Fellow international, and goal scorer on the night, Sophie Ingle, is slightly more optimistic about the evening’s attendance. “There was probably about 30-40,” she concludes, pausing for a moment, “but they were probably family members of the team.”
While the British sides struggle to raise the profile of their game there seems to be no such lack of interest across the pond, where the US Women’s Professional Soccer league regularly attracts crowds of up to 4,000.
“They’ll watch two flies climbing a window pane over there,” jokes Michele, but behind the humour there is a tinge of resentment. The US Women’s National Team recently attracted 18,000 fans to watch a mere friendly in Arizona, just weeks after Wales’s lonely Israeli qualifier. The college league alone is enough to tempt young talent over the Atlantic, with Welsh international Ellis Parsons currently playing for East Tennessee State University.
“We lost a few players there,” says Michele. “There are still a number of Welsh internationals out there. The top British players could be on $70,000 in the US, they’re not getting that over here.”
Hope for the future
Despite its problems, the women’s game in the UK does seem to have taken steps to improve its popularity. Currently in a three year trial is the Women’s Super League, or the Super 8, which consists of the top 8 British women’s teams and does boast some full-time professional footballers.
Current champions Arsenal seem to have set the benchmark in terms of women’s football in this country, winning numerous domestic honours as well as the Women’s UEFA Champions League.
“The ladies and men share the same restaurant, sports hall and training facility,” explains club spokesperson Tom Bennett. “The ladies recently played in a champions league tie and four or five guys from the first team came down to cheer the ladies on.”
Despite these strong links, Super 8 attendances have been fairly low and even Arsenal have lost high profile players such as Kelly Smith, Karen Carney and Alex Scott to the big bucks of the US league. Most of the Arsenal squad are semi-professional which means the ladies’ training sessions are not as regular as the men’s. This has an inevitable knock on effect on the UK’s national sides, who struggle to compete with the likes of the USA and Germany, both of whom boast professional domestic leagues.

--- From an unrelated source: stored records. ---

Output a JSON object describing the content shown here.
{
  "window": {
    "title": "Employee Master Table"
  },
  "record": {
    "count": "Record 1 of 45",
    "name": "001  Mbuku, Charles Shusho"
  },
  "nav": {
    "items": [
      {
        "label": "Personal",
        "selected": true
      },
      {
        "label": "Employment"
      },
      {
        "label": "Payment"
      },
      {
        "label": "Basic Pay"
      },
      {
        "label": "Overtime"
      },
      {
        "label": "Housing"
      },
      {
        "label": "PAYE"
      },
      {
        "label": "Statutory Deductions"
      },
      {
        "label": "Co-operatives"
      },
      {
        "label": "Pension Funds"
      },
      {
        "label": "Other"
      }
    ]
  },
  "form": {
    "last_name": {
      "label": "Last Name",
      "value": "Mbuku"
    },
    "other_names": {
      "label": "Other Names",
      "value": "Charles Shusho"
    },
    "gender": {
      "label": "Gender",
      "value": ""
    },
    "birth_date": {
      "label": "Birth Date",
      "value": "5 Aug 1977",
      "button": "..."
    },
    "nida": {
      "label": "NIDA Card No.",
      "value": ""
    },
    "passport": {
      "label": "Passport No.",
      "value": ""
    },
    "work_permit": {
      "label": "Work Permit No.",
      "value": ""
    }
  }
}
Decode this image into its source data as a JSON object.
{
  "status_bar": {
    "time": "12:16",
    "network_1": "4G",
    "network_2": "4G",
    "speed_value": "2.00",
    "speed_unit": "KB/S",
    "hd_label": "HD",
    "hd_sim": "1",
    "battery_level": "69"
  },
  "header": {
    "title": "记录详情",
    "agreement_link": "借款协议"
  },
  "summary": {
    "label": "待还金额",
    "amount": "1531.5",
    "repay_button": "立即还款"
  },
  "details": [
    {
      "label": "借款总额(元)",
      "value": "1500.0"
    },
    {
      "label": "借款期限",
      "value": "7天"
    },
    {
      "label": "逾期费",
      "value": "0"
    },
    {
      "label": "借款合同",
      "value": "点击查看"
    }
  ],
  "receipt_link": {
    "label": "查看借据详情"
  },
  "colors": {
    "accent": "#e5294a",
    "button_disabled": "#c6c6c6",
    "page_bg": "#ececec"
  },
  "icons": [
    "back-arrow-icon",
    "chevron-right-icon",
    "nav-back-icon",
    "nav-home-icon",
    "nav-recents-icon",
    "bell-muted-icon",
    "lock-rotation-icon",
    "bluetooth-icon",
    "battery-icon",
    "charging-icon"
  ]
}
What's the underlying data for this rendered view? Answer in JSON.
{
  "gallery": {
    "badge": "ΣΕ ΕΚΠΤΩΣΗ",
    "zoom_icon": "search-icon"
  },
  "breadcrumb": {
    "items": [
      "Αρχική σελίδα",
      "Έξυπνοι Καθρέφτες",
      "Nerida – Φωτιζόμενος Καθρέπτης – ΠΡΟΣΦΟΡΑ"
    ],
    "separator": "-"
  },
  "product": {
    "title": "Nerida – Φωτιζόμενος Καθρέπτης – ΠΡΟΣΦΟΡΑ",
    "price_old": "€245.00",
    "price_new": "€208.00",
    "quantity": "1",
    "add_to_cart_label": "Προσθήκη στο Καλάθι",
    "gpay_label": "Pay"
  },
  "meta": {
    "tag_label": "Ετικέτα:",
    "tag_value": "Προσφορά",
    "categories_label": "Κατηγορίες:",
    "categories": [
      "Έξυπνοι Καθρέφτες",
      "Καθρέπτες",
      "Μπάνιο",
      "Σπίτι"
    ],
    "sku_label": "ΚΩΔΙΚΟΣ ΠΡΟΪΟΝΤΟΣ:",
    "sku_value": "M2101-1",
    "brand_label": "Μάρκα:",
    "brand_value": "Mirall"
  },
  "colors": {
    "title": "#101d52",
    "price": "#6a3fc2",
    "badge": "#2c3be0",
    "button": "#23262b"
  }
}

Tickets for the opening women’s football fixture at next summer’s Olympics, which will feature Team GB at Cardiff’s Millennium Stadium, remain unsold. The game could well feature some of Cardiff Ladies first team and an olympic medal is by no means out of the question. The fact remains however that football finance is about bums on seats and unless Cardiff’s revenue improves, even Olympic medalists will not be permitted to forgo the dreaded bag packing.